Tempus fugit, or fleeing time ;
Written on the face of an old clock,
From a forgotten time.
Fleeing time may carry my dreams.
Tomorrow may hold my fondest wish;
Or my closest friend.
But, for today I can only hope;
And wait for the passing of time,
And the revelation of dreams.
Vicky Hunt (September 3, 1988)
I was still 23 when I wrote this poem, but the clock predated the poem. I had found it at a flea market when I was 17, a miniature grandfather clock. I mused over the words on the face for several years, groping for the meaning. It took a while to figure it out in those days before internet and Google.
But, time does fly. I met Larry in September 2009. But, it seems like I've known him all my life. I remember I was extremely lonely before I met him, and I use the word extremely loosely, because there is really no word strong enough. So, it would seem it would have taken some time to get used to the idea of being married again, after 19 years of singleness, post divorce. It didn't work that way. I felt like he had been here forever almost immediately, even in a deja vu kind of way. I watched the movie "What Dreams May Come" recently with Robin Williams, and that is pretty much the way I felt when I first saw Larry. He was the missing half of me, me being a person who had gone through life feeling like half of me was missing.

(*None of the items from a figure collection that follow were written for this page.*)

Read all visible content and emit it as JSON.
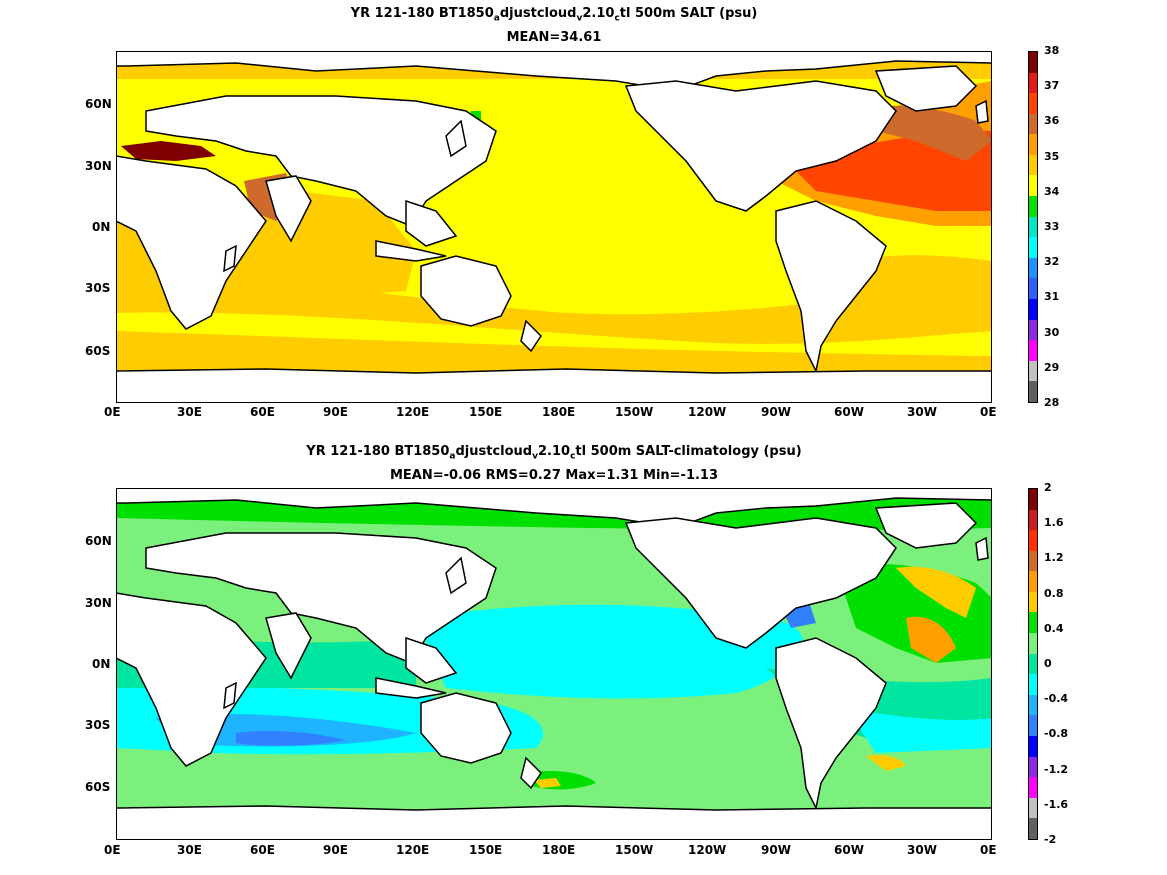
{
  "panels": [
    {
      "title_parts": [
        "YR 121-180 BT1850",
        "a",
        "djustcloud",
        "v",
        "2.10",
        "c",
        "tl 500m SALT (psu)"
      ],
      "subtitle": "MEAN=34.61",
      "lat_ticks": [
        "60N",
        "30N",
        "0N",
        "30S",
        "60S"
      ],
      "lon_ticks": [
        "0E",
        "30E",
        "60E",
        "90E",
        "120E",
        "150E",
        "180E",
        "150W",
        "120W",
        "90W",
        "60W",
        "30W",
        "0E"
      ],
      "colorbar": {
        "labels": [
          "38",
          "37",
          "36",
          "35",
          "34",
          "33",
          "32",
          "31",
          "30",
          "29",
          "28"
        ],
        "colors": [
          "#7f0000",
          "#e31a1c",
          "#ff4500",
          "#cd6a2c",
          "#ff9f00",
          "#ffcc00",
          "#ffff00",
          "#00e000",
          "#00e6c8",
          "#00ffff",
          "#1e90ff",
          "#3060ff",
          "#0000ff",
          "#8a2be2",
          "#ff00ff",
          "#c0c0c0",
          "#606060"
        ]
      }
    },
    {
      "title_parts": [
        "YR 121-180 BT1850",
        "a",
        "djustcloud",
        "v",
        "2.10",
        "c",
        "tl 500m SALT-climatology (psu)"
      ],
      "subtitle": "MEAN=-0.06   RMS=0.27   Max=1.31   Min=-1.13",
      "lat_ticks": [
        "60N",
        "30N",
        "0N",
        "30S",
        "60S"
      ],
      "lon_ticks": [
        "0E",
        "30E",
        "60E",
        "90E",
        "120E",
        "150E",
        "180E",
        "150W",
        "120W",
        "90W",
        "60W",
        "30W",
        "0E"
      ],
      "colorbar": {
        "labels": [
          "2",
          "1.6",
          "1.2",
          "0.8",
          "0.4",
          "0",
          "-0.4",
          "-0.8",
          "-1.2",
          "-1.6",
          "-2"
        ],
        "colors": [
          "#7f0000",
          "#c81e1e",
          "#ff3000",
          "#cd6a2c",
          "#ff9f00",
          "#ffcc00",
          "#00e000",
          "#7cf07c",
          "#00e6a0",
          "#00ffff",
          "#1eb4ff",
          "#3080ff",
          "#0000ff",
          "#8a2be2",
          "#ff00ff",
          "#c0c0c0",
          "#606060"
        ]
      }
    }
  ]
}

I can't explain it.
But, Joseph, in the Bible does a good job of explaining this thing between me and my husband.
Genesis 41:51 And Joseph called the name of the firstborn Manasseh: For
God, said he, has made me forget all my toil, and all my father's house.
So much profound lonliness and pain. And, God wiped it all away like an erased memory. I like that! People like to say that marriage and singleness are both gifts. I always felt like singleness is the waiting on the gift part. Now, I feel like I have a gift...and a wonderful gift he is! A good marriage is a blessing to be thankful for.